The building I live in is also in the situation currently where a unit is being left vacant in anticipation of a condo conversion in a couple years.. San Francisco has a very complicated condo conversion law but part of it is that during conversion some existing tenants have to be offered lifetime leases which can never be increased. Leaving units vacant is a rational way of dealing with that.
> They have extra units in their building (which is also where they live), and choose to leave it vacant rather than deal with the hassle of rent control.
Good for them. Better that they do this than take the rental income, and later whine about how terribly unfair renter protection laws are. :)
Based on my immensely scientific[0] survey of Internet Message Boards (and personal experience in the American Southeast), it seems that potential landlords sometimes forget that when they rent their property to others for use as the renters' home, the landlord loses almost all control over that property. This is right and just: everyone deserves a safe, secure, private place to live.
> Leaving units vacant is a rational way of dealing with SF's condo conversion laws.
Again, it's good for the landlords that they showed this much restraint.
The condo conversion laws prevent landlords from turning their apartment stock (that pays off smaller amounts over time) into condo stock (that pays off one large lump sum). These are sane and rational laws to have in cities that (for a variety of disgusting reasons) find themselves unable to create sufficient housing to meet demand.
The problem with leaving units vacant though is it takes those units off the market, driving rents up for the remaining units. That is the end result of overly aggressive rent control, and one of the big problems in San francisco right now.
1 - first, so what? second, nobody needs to live "there". They can move to a different rental.
2 - moving isn't "that" expensive. It's a pain in the ass, but you can do it in a weekend with a few hundred dollar moving truck. You might be able to raise rates a few percent, but you can't just move them significantly above market.
> It's a pain in the ass, but you can do it in a weekend with a few hundred dollar moving truck.

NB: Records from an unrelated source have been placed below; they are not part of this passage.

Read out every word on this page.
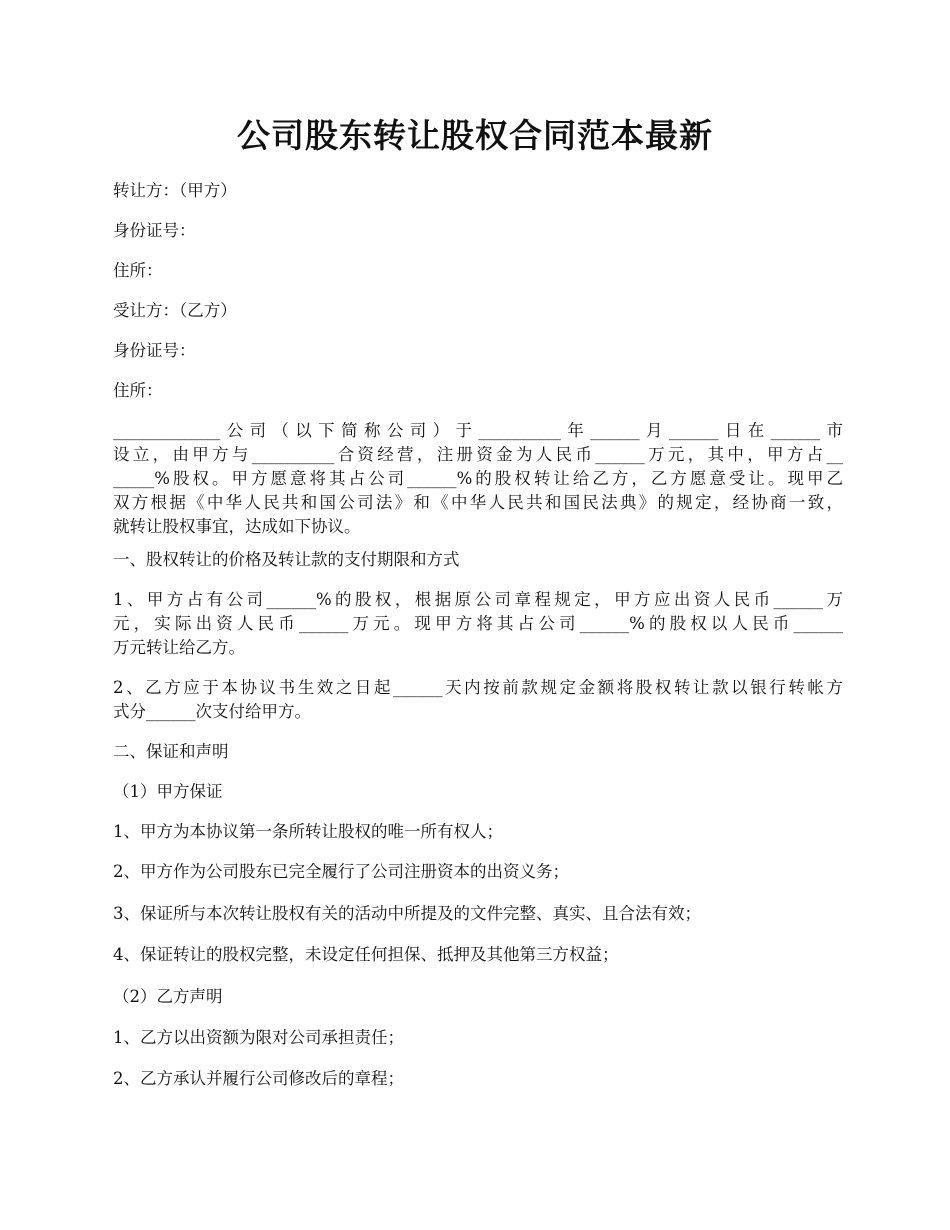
公司股东转让股权合同范本最新

转让方：（甲方）

身份证号：

住所：

受让方：（乙方）

身份证号：

住所：

_____________公司（以下简称公司）于__________年______月______日在______市
设立，由甲方与__________合资经营，注册资金为人民币______万元，其中，甲方占__
_____%股权。甲方愿意将其占公司______%的股权转让给乙方，乙方愿意受让。现甲乙
双方根据《中华人民共和国公司法》和《中华人民共和国民法典》的规定，经协商一致，
就转让股权事宜，达成如下协议。

一、股权转让的价格及转让款的支付期限和方式

1、甲方占有公司______%的股权，根据原公司章程规定，甲方应出资人民币______万
元，实际出资人民币______万元。现甲方将其占公司______%的股权以人民币______
万元转让给乙方。
2、乙方应于本协议书生效之日起______天内按前款规定金额将股权转让款以银行转帐方
式分______次支付给甲方。

二、保证和声明

（1）甲方保证

1、甲方为本协议第一条所转让股权的唯一所有权人；

2、甲方作为公司股东已完全履行了公司注册资本的出资义务；

3、保证所与本次转让股权有关的活动中所提及的文件完整、真实、且合法有效；

4、保证转让的股权完整，未设定任何担保、抵押及其他第三方权益；

（2）乙方声明

1、乙方以出资额为限对公司承担责任；

2、乙方承认并履行公司修改后的章程；
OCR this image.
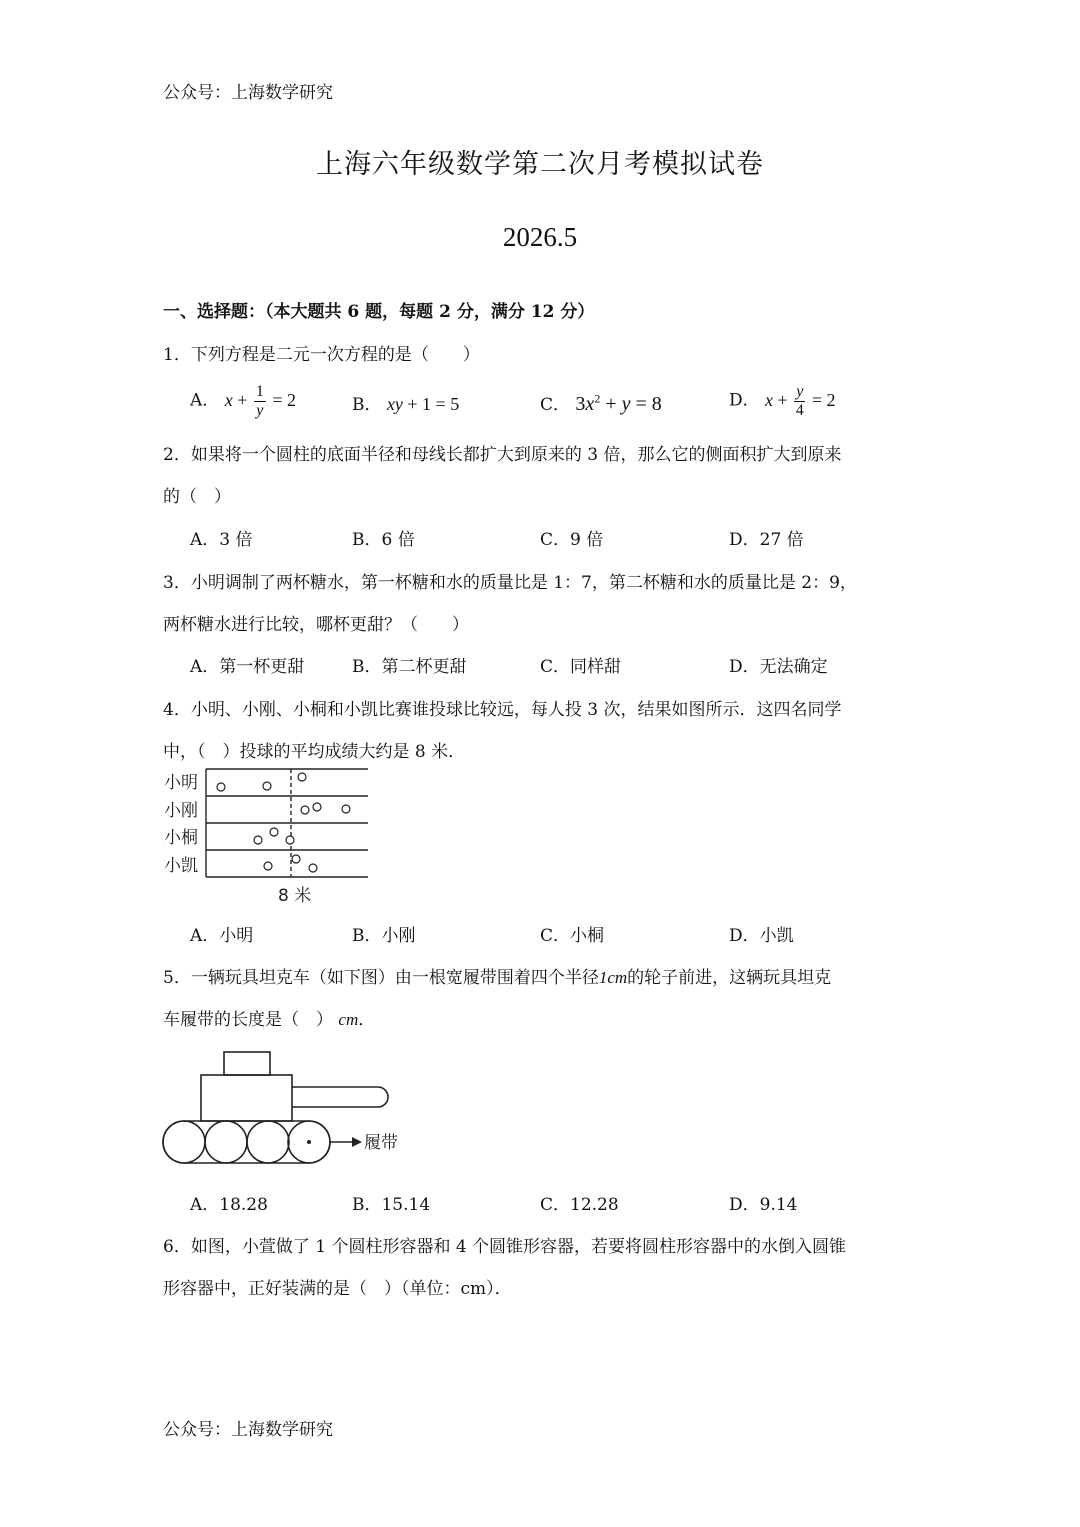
公众号：上海数学研究
上海六年级数学第二次月考模拟试卷
2026.5
一、选择题：（本大题共 6 题，每题 2 分，满分 12 分）
1．下列方程是二元一次方程的是（　　）
A． $x + \frac{1}{y} = 2$	B． xy + 1 = 5	C． $3x^2 + y = 8$	D． $x + \frac{y}{4} = 2$
2．如果将一个圆柱的底面半径和母线长都扩大到原来的 3 倍，那么它的侧面积扩大到原来
的（　）
A．3 倍	B．6 倍	C．9 倍	D．27 倍
3．小明调制了两杯糖水，第一杯糖和水的质量比是 1：7，第二杯糖和水的质量比是 2：9，
两杯糖水进行比较，哪杯更甜？（　　）
A．第一杯更甜	B．第二杯更甜	C．同样甜	D．无法确定
4．小明、小刚、小桐和小凯比赛谁投球比较远，每人投 3 次，结果如图所示．这四名同学
中，（　）投球的平均成绩大约是 8 米．
小明
小刚
小桐
小凯
8 米
A．小明	B．小刚	C．小桐	D．小凯
5．一辆玩具坦克车（如下图）由一根宽履带围着四个半径1cm的轮子前进，这辆玩具坦克
车履带的长度是（　） cm．
履带
A．18.28	B．15.14	C．12.28	D．9.14
6．如图，小萱做了 1 个圆柱形容器和 4 个圆锥形容器，若要将圆柱形容器中的水倒入圆锥
形容器中，正好装满的是（　）（单位：cm）．
公众号：上海数学研究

Let me guess: no kids, haven't lived in your place very long, don't know your neighbors, don't have family nearby, don't live in a city with substantial pressure on housing, and you make over the median income.
> You might be able to raise rates a few percent, but you can't just move them significantly above market.

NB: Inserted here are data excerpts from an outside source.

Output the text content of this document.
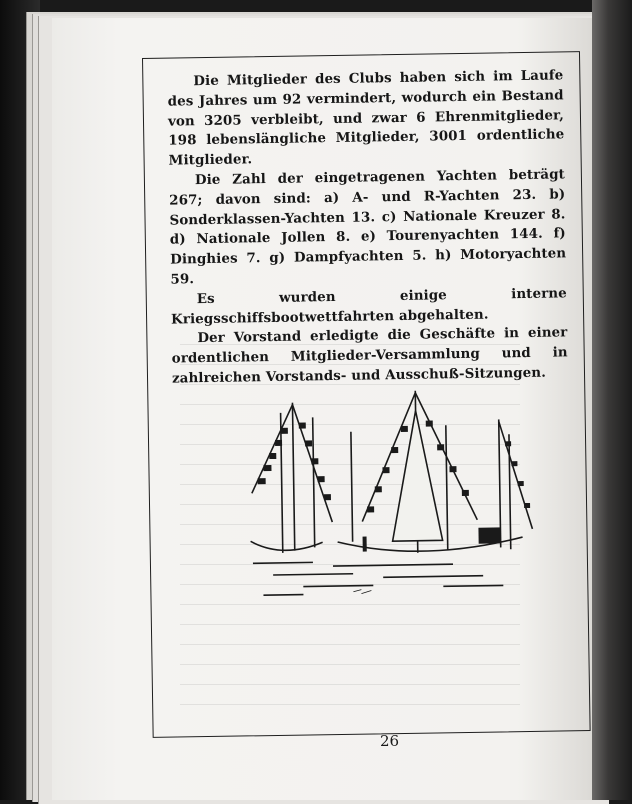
Die Mitglieder des Clubs haben sich im Laufe des Jahres um 92 vermindert, wodurch ein Bestand von 3205 verbleibt, und zwar 6 Ehrenmitglieder, 198 lebenslängliche Mitglieder, 3001 ordentliche Mitglieder.

Die Zahl der eingetragenen Yachten beträgt 267; davon sind: a) A- und R-Yachten 23. b) Sonderklassen-Yachten 13. c) Nationale Kreuzer 8. d) Nationale Jollen 8. e) Tourenyachten 144. f) Dinghies 7. g) Dampfyachten 5. h) Motoryachten 59.

Es wurden einige interne Kriegsschiffsbootwettfahrten abgehalten.

Der Vorstand erledigte die Geschäfte in einer ordentlichen Mitglieder-Versammlung und in zahlreichen Vorstands- und Ausschuß-Sitzungen.

26
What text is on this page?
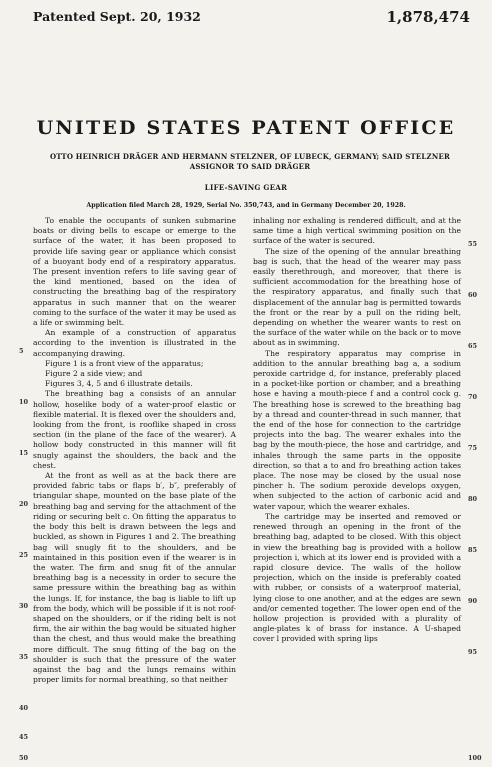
Patented Sept. 20, 1932	1,878,474
UNITED STATES PATENT OFFICE
OTTO HEINRICH DRÄGER AND HERMANN STELZNER, OF LUBECK, GERMANY; SAID STELZNER ASSIGNOR TO SAID DRÄGER
LIFE-SAVING GEAR
Application filed March 28, 1929, Serial No. 350,743, and in Germany December 20, 1928.

To enable the occupants of sunken submarine boats or diving bells to escape or emerge to the surface of the water, it has been proposed to provide life saving gear or appliance which consist of a buoyant body end of a respiratory apparatus. The present invention refers to life saving gear of the kind mentioned, based on the idea of constructing the breathing bag of the respiratory apparatus in such manner that on the wearer coming to the surface of the water it may be used as a life or swimming belt.

An example of a construction of apparatus according to the invention is illustrated in the accompanying drawing.

Figure 1 is a front view of the apparatus;

Figure 2 a side view; and

Figures 3, 4, 5 and 6 illustrate details.

The breathing bag a consists of an annular hollow, hoselike body of a water-proof elastic or flexible material. It is flexed over the shoulders and, looking from the front, is rooflike shaped in cross section (in the plane of the face of the wearer). A hollow body constructed in this manner will fit snugly against the shoulders, the back and the chest.

At the front as well as at the back there are provided fabric tabs or flaps b′, b″, preferably of triangular shape, mounted on the base plate of the breathing bag and serving for the attachment of the riding or securing belt c. On fitting the apparatus to the body this belt is drawn between the legs and buckled, as shown in Figures 1 and 2. The breathing bag will snugly fit to the shoulders, and be maintained in this position even if the wearer is in the water. The firm and snug fit of the annular breathing bag is a necessity in order to secure the same pressure within the breathing bag as within the lungs. If, for instance, the bag is liable to lift up from the body, which will be possible if it is not roof-shaped on the shoulders, or if the riding belt is not firm, the air within the bag would be situated higher than the chest, and thus would make the breathing more difficult. The snug fitting of the bag on the shoulder is such that the pressure of the water against the bag and the lungs remains within proper limits for normal breathing, so that neither

inhaling nor exhaling is rendered difficult, and at the same time a high vertical swimming position on the surface of the water is secured.

The size of the opening of the annular breathing bag is such, that the head of the wearer may pass easily therethrough, and moreover, that there is sufficient accommodation for the breathing hose of the respiratory apparatus, and finally such that displacement of the annular bag is permitted towards the front or the rear by a pull on the riding belt, depending on whether the wearer wants to rest on the surface of the water while on the back or to move about as in swimming.

The respiratory apparatus may comprise in addition to the annular breathing bag a, a sodium peroxide cartridge d, for instance, preferably placed in a pocket-like portion or chamber, and a breathing hose e having a mouth-piece f and a control cock g. The breathing hose is screwed to the breathing bag by a thread and counter-thread in such manner, that the end of the hose for connection to the cartridge projects into the bag. The wearer exhales into the bag by the mouth-piece, the hose and cartridge, and inhales through the same parts in the opposite direction, so that a to and fro breathing action takes place. The nose may be closed by the usual nose pincher h. The sodium peroxide develops oxygen, when subjected to the action of carbonic acid and water vapour, which the wearer exhales.

The cartridge may be inserted and removed or renewed through an opening in the front of the breathing bag, adapted to be closed. With this object in view the breathing bag is provided with a hollow projection i, which at its lower end is provided with a rapid closure device. The walls of the hollow projection, which on the inside is preferably coated with rubber, or consists of a waterproof material, lying close to one another, and at the edges are sewn and/or cemented together. The lower open end of the hollow projection is provided with a plurality of angle-plates k of brass for instance. A U-shaped cover l provided with spring lips

5
10
15
20
25
30
35
40
45
50
55
60
65
70
75
80
85
90
95
100
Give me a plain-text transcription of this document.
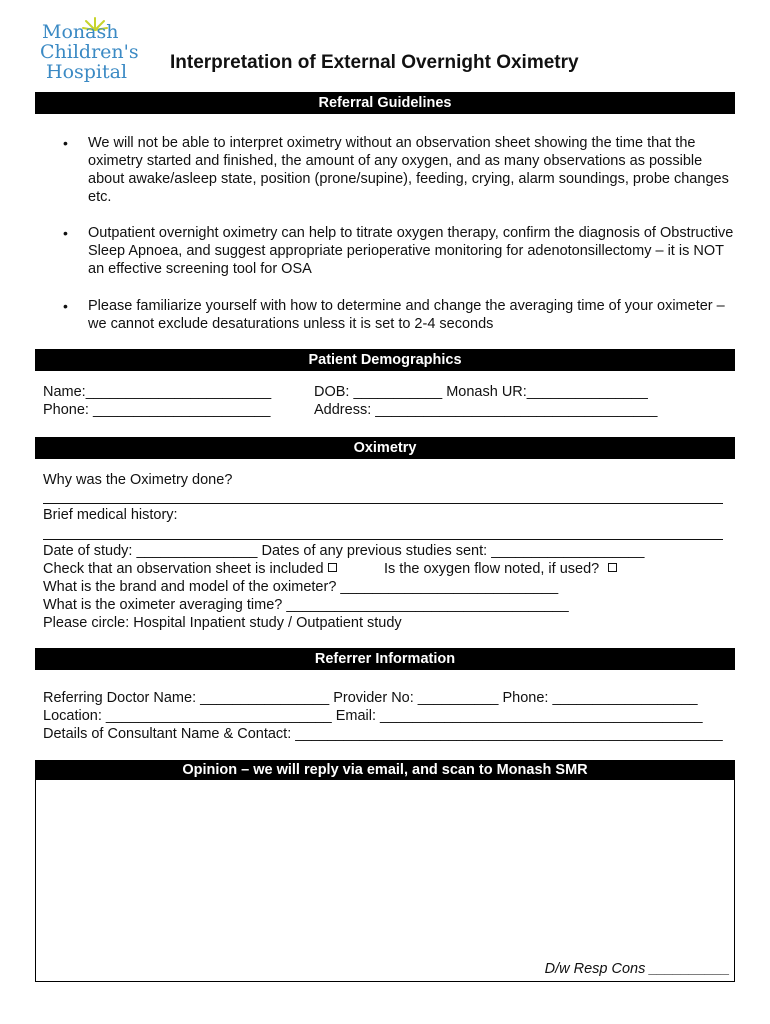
Monash
Children's
Hospital Interpretation of External Overnight Oximetry
Referral Guidelines
• We will not be able to interpret oximetry without an observation sheet showing the time that the oximetry started and finished, the amount of any oxygen, and as many observations as possible about awake/asleep state, position (prone/supine), feeding, crying, alarm soundings, probe changes etc.
• Outpatient overnight oximetry can help to titrate oxygen therapy, confirm the diagnosis of Obstructive Sleep Apnoea, and suggest appropriate perioperative monitoring for adenotonsillectomy – it is NOT an effective screening tool for OSA
• Please familiarize yourself with how to determine and change the averaging time of your oximeter – we cannot exclude desaturations unless it is set to 2-4 seconds
Patient Demographics
Name:_______________________
Phone: ______________________
DOB: ___________ Monash UR:_______________
Address: ___________________________________
Oximetry
Why was the Oximetry done?
Brief medical history:
Date of study: _______________ Dates of any previous studies sent: ___________________
Check that an observation sheet is included	Is the oxygen flow noted, if used?
What is the brand and model of the oximeter? ___________________________
What is the oximeter averaging time? ___________________________________
Please circle: Hospital Inpatient study / Outpatient study
Referrer Information
Referring Doctor Name: ________________ Provider No: __________ Phone: __________________
Location: ____________________________ Email: ________________________________________
Details of Consultant Name & Contact: _____________________________________________________
Opinion – we will reply via email, and scan to Monash SMR
D/w Resp Cons __________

That you can't imagine something doesn't always mean it's not possible. It can mean the world is more complex than you expect.
I'm glad that you have such an easy and comfortable life that moving is no big deal, but that's just not true for everyone on the planet.

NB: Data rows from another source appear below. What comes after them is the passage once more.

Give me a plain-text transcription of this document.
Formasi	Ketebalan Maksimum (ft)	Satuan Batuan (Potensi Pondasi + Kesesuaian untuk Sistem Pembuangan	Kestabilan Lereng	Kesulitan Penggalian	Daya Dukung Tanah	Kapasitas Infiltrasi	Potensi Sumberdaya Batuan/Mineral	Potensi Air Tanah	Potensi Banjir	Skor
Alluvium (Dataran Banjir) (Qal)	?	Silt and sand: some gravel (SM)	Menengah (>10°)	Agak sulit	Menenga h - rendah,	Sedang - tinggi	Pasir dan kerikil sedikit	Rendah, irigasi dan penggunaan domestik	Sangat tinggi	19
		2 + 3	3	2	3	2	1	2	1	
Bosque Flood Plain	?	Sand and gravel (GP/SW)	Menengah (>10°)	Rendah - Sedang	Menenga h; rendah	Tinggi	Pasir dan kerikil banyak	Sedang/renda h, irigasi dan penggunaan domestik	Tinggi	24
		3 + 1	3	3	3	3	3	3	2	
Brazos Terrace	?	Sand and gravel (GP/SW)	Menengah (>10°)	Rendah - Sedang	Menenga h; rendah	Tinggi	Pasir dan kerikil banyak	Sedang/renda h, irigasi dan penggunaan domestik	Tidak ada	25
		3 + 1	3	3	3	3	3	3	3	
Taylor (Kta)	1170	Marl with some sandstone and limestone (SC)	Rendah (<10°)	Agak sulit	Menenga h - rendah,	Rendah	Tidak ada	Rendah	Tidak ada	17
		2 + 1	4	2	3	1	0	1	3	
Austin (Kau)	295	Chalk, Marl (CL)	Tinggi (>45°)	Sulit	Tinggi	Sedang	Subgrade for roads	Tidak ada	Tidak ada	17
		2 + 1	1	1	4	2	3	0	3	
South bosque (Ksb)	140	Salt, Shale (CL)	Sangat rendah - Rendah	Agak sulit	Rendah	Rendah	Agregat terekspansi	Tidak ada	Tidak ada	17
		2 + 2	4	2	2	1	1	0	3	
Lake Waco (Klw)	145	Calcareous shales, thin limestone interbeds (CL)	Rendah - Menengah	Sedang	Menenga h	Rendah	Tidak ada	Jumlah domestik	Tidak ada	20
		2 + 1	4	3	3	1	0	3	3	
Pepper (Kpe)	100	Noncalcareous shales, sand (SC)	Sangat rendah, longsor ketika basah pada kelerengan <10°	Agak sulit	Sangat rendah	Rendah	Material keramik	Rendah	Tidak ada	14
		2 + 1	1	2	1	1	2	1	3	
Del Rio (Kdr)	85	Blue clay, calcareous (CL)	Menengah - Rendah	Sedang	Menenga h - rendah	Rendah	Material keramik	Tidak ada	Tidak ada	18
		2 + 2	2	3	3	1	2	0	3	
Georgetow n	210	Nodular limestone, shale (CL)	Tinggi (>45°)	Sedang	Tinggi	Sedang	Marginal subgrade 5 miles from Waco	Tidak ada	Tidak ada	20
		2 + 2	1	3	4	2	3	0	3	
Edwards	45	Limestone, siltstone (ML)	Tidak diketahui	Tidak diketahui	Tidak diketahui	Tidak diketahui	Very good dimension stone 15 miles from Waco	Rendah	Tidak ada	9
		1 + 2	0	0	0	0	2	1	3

Let's see. I moved last summer, from a place I lived in for seven years. Check. I'm married, kid on the way, I knew my neighbors, and I have family nearby. You were so close. (I do make over the median income, so you did get that one.)
If your landlord raises their rates to double the market value, move. If you don't, that just means you're doing it wrong.
So you're telling me that in one weekend with one truck, you packed everything for a family, moved it, unpacked it, and had total expenses of a few hundred bucks? Congrats on being a minimalist. When I see most people do it, though, they take a couple of months of spare time to prep and months more to get everything situated and recover.
Yes, sure, if the rent is doubled, one should probably move despite the hassle. But the point is that landlords can take advantage of the asymmetry in cost/difficulty of changing places to hike rents. Nobody would move because the landlord was charging them $1/yr above what they could pay elsewhere. Most would move if it were double. The landlord's advantage is somewhere in between.
Most people don't have $12,500 sitting around in the bank, or often even enough to rent a truck for the weekend. Some people work multiple jobs and can't even carve out a full day to move houses. Some people aren't in the best physical health (due to age or disability) and cannot actually move their own stuff.
You've described the typical SF tech worker and decided that everyone is like that. Might want to broaden your horizons a bit.
Regardless, you don't get the security deposit back until a few weeks after you've moved out. Never seen a truck rental or moving company who is all like "sure, you can pay us in a month". A bit of a chicken-and-egg problem, there.
I need to be a landlord because my other mortgage is so far underwater I could either foreclose and not be able to buy a suitable place for my family, or be a landlord and be able to pay both mortgages. It seems there would be people around to criticize me no matter which option I chose.